Piquet restaurant in Fitzrovia is a former car-park that now serves snails to die for
92-94 Newman Street, W1, piquet-restaurant.co.uk
FOOD ★★★★☆ | VALUE ★★★★ | ATMOSPHERE ★★★☆☆
Cost for two with booze: £140
The part of Fitzrovia surrounding Piquet isn’t what you’d call atmospheric. At least not in a good way. To the north block after block of faceless office buildings recede into the distance; to the south lies the grubbier end of Oxford Street, with its legion of dead-eyed Christmas shoppers; and directly opposite is the concrete skeleton of a construction site, plastic sheets billowing in glassless windows.
Piquet is a little oasis of cheer in this grey desert. The restaurant is located in what used to be an underground car-park, still evidenced by the concrete pillars holding the place up (there’s also a narrow upstairs bar but it was empty at both 9.15pm and 11pm on a Saturday, which suggests it isn’t very popular). While the building may have been designed for parking cars and selling drugs, the team behind Piquet – which includes Andre Blais, the head of pulled pork chain Bodean’s – have managed to make it rather cosy. The walls are clad in wood-panelling or covered in rich, patterned wallpaper, creating an almost gothic effect that’s offset by cheerful, lightweight pewter furniture. The open-plan kitchen, meanwhile, is so close to the seating area that it gives the whole room the bearing of a canteen; my first instinct was to find a tray and start queuing.

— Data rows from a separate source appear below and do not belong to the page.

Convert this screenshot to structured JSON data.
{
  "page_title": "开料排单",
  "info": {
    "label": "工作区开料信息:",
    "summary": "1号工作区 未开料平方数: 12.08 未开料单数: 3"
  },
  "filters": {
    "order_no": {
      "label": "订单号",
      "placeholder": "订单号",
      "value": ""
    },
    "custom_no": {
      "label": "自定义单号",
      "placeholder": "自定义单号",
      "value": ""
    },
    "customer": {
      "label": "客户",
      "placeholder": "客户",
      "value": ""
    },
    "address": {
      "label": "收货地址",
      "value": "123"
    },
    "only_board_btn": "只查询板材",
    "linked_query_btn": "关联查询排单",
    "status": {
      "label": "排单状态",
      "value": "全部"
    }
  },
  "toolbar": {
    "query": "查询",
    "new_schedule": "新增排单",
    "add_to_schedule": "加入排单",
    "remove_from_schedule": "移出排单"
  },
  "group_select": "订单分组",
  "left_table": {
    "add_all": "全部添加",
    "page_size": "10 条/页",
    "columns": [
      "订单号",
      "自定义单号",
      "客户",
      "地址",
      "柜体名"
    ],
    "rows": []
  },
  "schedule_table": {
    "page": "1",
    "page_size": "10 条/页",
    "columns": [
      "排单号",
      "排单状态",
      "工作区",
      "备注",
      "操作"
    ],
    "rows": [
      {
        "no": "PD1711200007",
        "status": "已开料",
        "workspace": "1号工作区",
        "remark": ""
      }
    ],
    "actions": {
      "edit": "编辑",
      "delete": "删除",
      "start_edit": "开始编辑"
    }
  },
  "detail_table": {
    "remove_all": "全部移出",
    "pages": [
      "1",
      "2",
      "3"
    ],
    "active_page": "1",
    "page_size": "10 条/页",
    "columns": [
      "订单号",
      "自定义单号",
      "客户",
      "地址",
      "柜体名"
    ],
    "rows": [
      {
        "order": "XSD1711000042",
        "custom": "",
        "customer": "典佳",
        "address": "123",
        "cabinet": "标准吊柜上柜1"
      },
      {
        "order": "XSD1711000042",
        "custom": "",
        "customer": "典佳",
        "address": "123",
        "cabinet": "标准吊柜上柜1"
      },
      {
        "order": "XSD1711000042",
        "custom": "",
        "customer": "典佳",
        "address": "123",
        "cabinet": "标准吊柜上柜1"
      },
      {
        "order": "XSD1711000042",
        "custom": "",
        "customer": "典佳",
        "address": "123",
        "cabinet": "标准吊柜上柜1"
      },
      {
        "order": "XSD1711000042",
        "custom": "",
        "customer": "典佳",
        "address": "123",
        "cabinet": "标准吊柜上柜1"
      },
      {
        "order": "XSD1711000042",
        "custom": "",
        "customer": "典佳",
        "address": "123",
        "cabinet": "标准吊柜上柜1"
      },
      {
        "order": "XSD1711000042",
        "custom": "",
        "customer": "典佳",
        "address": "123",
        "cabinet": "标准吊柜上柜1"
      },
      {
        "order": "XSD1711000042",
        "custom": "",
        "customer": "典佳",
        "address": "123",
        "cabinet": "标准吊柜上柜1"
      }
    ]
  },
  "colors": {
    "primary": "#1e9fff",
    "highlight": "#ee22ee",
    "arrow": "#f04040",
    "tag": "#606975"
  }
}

Alas, while Piquet may avoid looking like a sealed concrete box, it still has the acoustics of one: on a busy Saturday night I could hear approximately one word in three spoken by the waiting staff, and maybe two thirds from the person sitting opposite.
Thankfully you don’t need to converse to enjoy the food, which is thoroughly excellent. I’ve been saying this a lot recently – I’ve found something to enjoy in almost every new opening I’ve been to in the last six months (with a couple of glaring exceptions). For all the frustrations of modern dining – the sharing concepts and the no-booking policies and the lack of sodding crockery – there’s genuinely never been a better time to eat out in London than right now, this very second. We’re at the apex, people, down tools and go directly to your nearest restaurant, for these surely are the last days of Rome, destined to be snatched from underneath us at any moment.

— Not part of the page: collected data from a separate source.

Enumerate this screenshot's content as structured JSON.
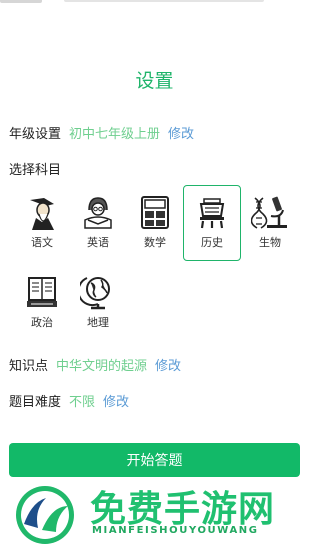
{
  "page": {
    "title": "设置"
  },
  "grade": {
    "label": "年级设置",
    "value": "初中七年级上册",
    "edit": "修改"
  },
  "subjects": {
    "label": "选择科目",
    "items": [
      {
        "name": "语文",
        "selected": false,
        "icon": "scholar-icon"
      },
      {
        "name": "英语",
        "selected": false,
        "icon": "student-icon"
      },
      {
        "name": "数学",
        "selected": false,
        "icon": "calculator-icon"
      },
      {
        "name": "历史",
        "selected": true,
        "icon": "bronze-vessel-icon"
      },
      {
        "name": "生物",
        "selected": false,
        "icon": "microscope-dna-icon"
      },
      {
        "name": "政治",
        "selected": false,
        "icon": "book-icon"
      },
      {
        "name": "地理",
        "selected": false,
        "icon": "globe-icon"
      }
    ]
  },
  "knowledge": {
    "label": "知识点",
    "value": "中华文明的起源",
    "edit": "修改"
  },
  "difficulty": {
    "label": "题目难度",
    "value": "不限",
    "edit": "修改"
  },
  "start_button": "开始答题",
  "watermark": {
    "name": "免费手游网",
    "pinyin": "MIANFEISHOUYOUWANG"
  },
  "colors": {
    "accent": "#1fb46a",
    "link": "#5b9bd5",
    "value": "#6fcf8f",
    "button": "#12b968"
  }
}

But just because I’ve been so effusive over the last few months shouldn’t lessen the impact of how effusive I’m about to be about Piquet, whose very British take on classic French cooking more than compensates for the questionable locale. The name of the restaurant is a riff on the Franco-British theme, a gallicised version of chef patron Allan Pickett’s name (to complete the ouroboros, the name was introduced to these shores when the Normans conquered England back in 1066).
The coming together of French and British cuisines is as seamless and elegant as two dancers in a gentle waltz. Take the snail pithivier, whose light, buttery pastry gives way to a meaty payload of plump snails not from France but Littlebourne in Kent. They’re coddled in crushed peas and topped with a ever-so-slightly sharp medeira jus; a perfect union between French thinking and British ingredients. Or there’s the huge, fluffy clouds of veal sweetbreads, almost fatty enough to give them the consistency of foie gras, the accompanying mash so creamy it looked like it might burst like a water balloon if you prodded it with a fork.

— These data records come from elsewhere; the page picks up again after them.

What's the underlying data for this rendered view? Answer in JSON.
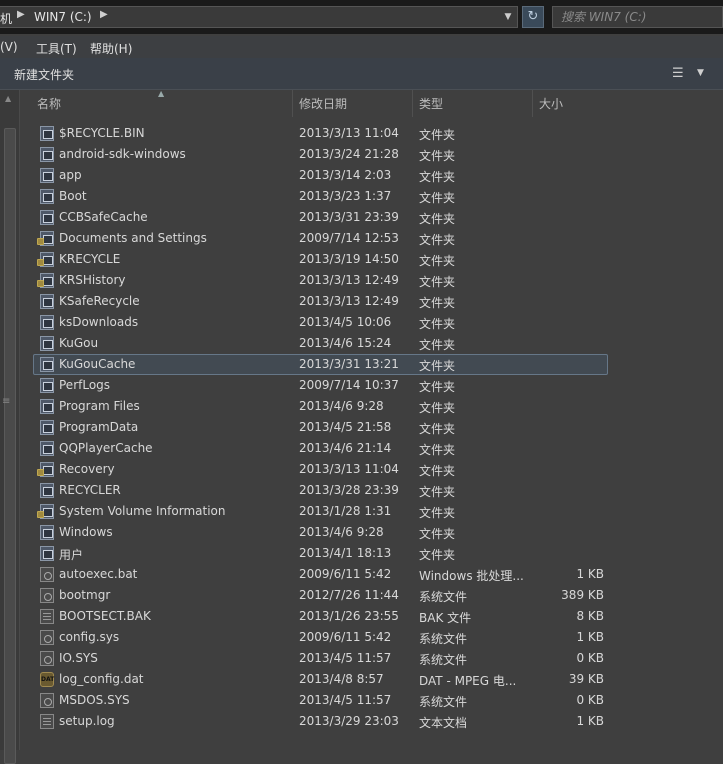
{
  "address": {
    "crumbs": [
      "机",
      "WIN7 (C:)"
    ],
    "separator_icon": "breadcrumb-arrow",
    "dropdown_icon": "chevron-down",
    "refresh_icon": "refresh"
  },
  "search": {
    "placeholder": "搜索 WIN7 (C:)"
  },
  "menu": [
    "(V)",
    "工具(T)",
    "帮助(H)"
  ],
  "toolbar": {
    "new_folder": "新建文件夹",
    "view_icon": "view-options",
    "view_dropdown_icon": "chevron-down"
  },
  "columns": {
    "name": "名称",
    "date": "修改日期",
    "type": "类型",
    "size": "大小"
  },
  "colors": {
    "background": "#3f3f3f",
    "selection_border": "#667788"
  },
  "files": [
    {
      "name": "$RECYCLE.BIN",
      "date": "2013/3/13 11:04",
      "type": "文件夹",
      "size": "",
      "icon": "folder-icon",
      "locked": false,
      "selected": false
    },
    {
      "name": "android-sdk-windows",
      "date": "2013/3/24 21:28",
      "type": "文件夹",
      "size": "",
      "icon": "folder-icon",
      "locked": false,
      "selected": false
    },
    {
      "name": "app",
      "date": "2013/3/14 2:03",
      "type": "文件夹",
      "size": "",
      "icon": "folder-icon",
      "locked": false,
      "selected": false
    },
    {
      "name": "Boot",
      "date": "2013/3/23 1:37",
      "type": "文件夹",
      "size": "",
      "icon": "folder-icon",
      "locked": false,
      "selected": false
    },
    {
      "name": "CCBSafeCache",
      "date": "2013/3/31 23:39",
      "type": "文件夹",
      "size": "",
      "icon": "folder-icon",
      "locked": false,
      "selected": false
    },
    {
      "name": "Documents and Settings",
      "date": "2009/7/14 12:53",
      "type": "文件夹",
      "size": "",
      "icon": "folder-icon",
      "locked": true,
      "selected": false
    },
    {
      "name": "KRECYCLE",
      "date": "2013/3/19 14:50",
      "type": "文件夹",
      "size": "",
      "icon": "folder-icon",
      "locked": true,
      "selected": false
    },
    {
      "name": "KRSHistory",
      "date": "2013/3/13 12:49",
      "type": "文件夹",
      "size": "",
      "icon": "folder-icon",
      "locked": true,
      "selected": false
    },
    {
      "name": "KSafeRecycle",
      "date": "2013/3/13 12:49",
      "type": "文件夹",
      "size": "",
      "icon": "folder-icon",
      "locked": false,
      "selected": false
    },
    {
      "name": "ksDownloads",
      "date": "2013/4/5 10:06",
      "type": "文件夹",
      "size": "",
      "icon": "folder-icon",
      "locked": false,
      "selected": false
    },
    {
      "name": "KuGou",
      "date": "2013/4/6 15:24",
      "type": "文件夹",
      "size": "",
      "icon": "folder-icon",
      "locked": false,
      "selected": false
    },
    {
      "name": "KuGouCache",
      "date": "2013/3/31 13:21",
      "type": "文件夹",
      "size": "",
      "icon": "folder-icon",
      "locked": false,
      "selected": true
    },
    {
      "name": "PerfLogs",
      "date": "2009/7/14 10:37",
      "type": "文件夹",
      "size": "",
      "icon": "folder-icon",
      "locked": false,
      "selected": false
    },
    {
      "name": "Program Files",
      "date": "2013/4/6 9:28",
      "type": "文件夹",
      "size": "",
      "icon": "folder-icon",
      "locked": false,
      "selected": false
    },
    {
      "name": "ProgramData",
      "date": "2013/4/5 21:58",
      "type": "文件夹",
      "size": "",
      "icon": "folder-icon",
      "locked": false,
      "selected": false
    },
    {
      "name": "QQPlayerCache",
      "date": "2013/4/6 21:14",
      "type": "文件夹",
      "size": "",
      "icon": "folder-icon",
      "locked": false,
      "selected": false
    },
    {
      "name": "Recovery",
      "date": "2013/3/13 11:04",
      "type": "文件夹",
      "size": "",
      "icon": "folder-icon",
      "locked": true,
      "selected": false
    },
    {
      "name": "RECYCLER",
      "date": "2013/3/28 23:39",
      "type": "文件夹",
      "size": "",
      "icon": "folder-icon",
      "locked": false,
      "selected": false
    },
    {
      "name": "System Volume Information",
      "date": "2013/1/28 1:31",
      "type": "文件夹",
      "size": "",
      "icon": "folder-icon",
      "locked": true,
      "selected": false
    },
    {
      "name": "Windows",
      "date": "2013/4/6 9:28",
      "type": "文件夹",
      "size": "",
      "icon": "folder-icon",
      "locked": false,
      "selected": false
    },
    {
      "name": "用户",
      "date": "2013/4/1 18:13",
      "type": "文件夹",
      "size": "",
      "icon": "folder-icon",
      "locked": false,
      "selected": false
    },
    {
      "name": "autoexec.bat",
      "date": "2009/6/11 5:42",
      "type": "Windows 批处理...",
      "size": "1 KB",
      "icon": "gear-file-icon",
      "locked": false,
      "selected": false
    },
    {
      "name": "bootmgr",
      "date": "2012/7/26 11:44",
      "type": "系统文件",
      "size": "389 KB",
      "icon": "system-file-icon",
      "locked": false,
      "selected": false
    },
    {
      "name": "BOOTSECT.BAK",
      "date": "2013/1/26 23:55",
      "type": "BAK 文件",
      "size": "8 KB",
      "icon": "blank-file-icon",
      "locked": false,
      "selected": false
    },
    {
      "name": "config.sys",
      "date": "2009/6/11 5:42",
      "type": "系统文件",
      "size": "1 KB",
      "icon": "system-file-icon",
      "locked": false,
      "selected": false
    },
    {
      "name": "IO.SYS",
      "date": "2013/4/5 11:57",
      "type": "系统文件",
      "size": "0 KB",
      "icon": "system-file-icon",
      "locked": false,
      "selected": false
    },
    {
      "name": "log_config.dat",
      "date": "2013/4/8 8:57",
      "type": "DAT - MPEG 电...",
      "size": "39 KB",
      "icon": "dat-file-icon",
      "locked": false,
      "selected": false
    },
    {
      "name": "MSDOS.SYS",
      "date": "2013/4/5 11:57",
      "type": "系统文件",
      "size": "0 KB",
      "icon": "system-file-icon",
      "locked": false,
      "selected": false
    },
    {
      "name": "setup.log",
      "date": "2013/3/29 23:03",
      "type": "文本文档",
      "size": "1 KB",
      "icon": "text-file-icon",
      "locked": false,
      "selected": false
    }
  ]
}
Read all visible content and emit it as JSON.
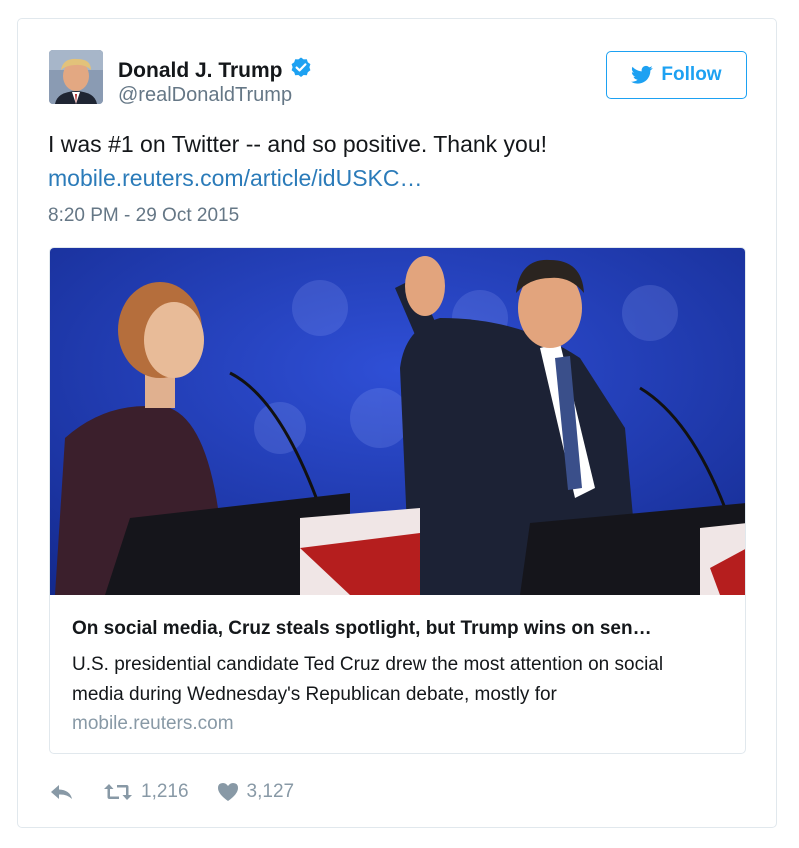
{
  "author": {
    "name": "Donald J. Trump",
    "handle": "@realDonaldTrump",
    "verified": true
  },
  "follow_button": {
    "label": "Follow",
    "icon": "twitter-bird-icon"
  },
  "tweet": {
    "text": "I was #1 on Twitter -- and so positive. Thank you!",
    "link": "mobile.reuters.com/article/idUSKC…",
    "timestamp": "8:20 PM - 29 Oct 2015"
  },
  "card": {
    "title": "On social media, Cruz steals spotlight, but Trump wins on sen…",
    "description": "U.S. presidential candidate Ted Cruz drew the most attention on social media during Wednesday's Republican debate, mostly for",
    "domain": "mobile.reuters.com"
  },
  "actions": {
    "reply_icon": "reply-icon",
    "retweet_icon": "retweet-icon",
    "retweets": "1,216",
    "like_icon": "heart-icon",
    "likes": "3,127"
  },
  "colors": {
    "accent": "#1da1f2",
    "link": "#2b7bb9",
    "secondary_text": "#657786",
    "action_gray": "#8899a6"
  }
}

There are more straight-forwardly British dishes, like the slices of sweet scallop with tiny globes of apple and cucumber, and a Mediterranean influence evident in the casserole of cod cheeks with baby squid, navy beans and chorizo, although in this case the chorizo tended to overpower the delicate, fleshy fish.
The chocolate and passionfruit custard and tuille required too much thought for a dessert, too many flavours and textures vying for your attention: the acid of the fruit, the bitterness of the mousse, the powdery chocolate crumb mix, the jagged edges of the tuille, which you have to break up yourself to dip into the concoction. But the apple sorbet with preserved blackberries tasted exactly like a Shropshire orchard on a blustery autumnal morning, the fear that it might be healthy quickly dispelled by a vast blob of cream and a liberal sprinkling of crushed vanilla shortbread.
The sorbet is a microcosm of Pickett’s cooking: simple and self assured. Understated. Perfectly executed. Piquet probably won’t make many year-end best restaurant lists, but it should. I can’t imagine a situation that wouldn’t be improved by it being here: a business meeting; a visit from your mother; a meal to tell your wife you don’t love her any more.
Right now, you can just about get a table. By the time Crossrail arrives, this place will be booked-up until the apocalypse. Get in now, and make sure you order the snails.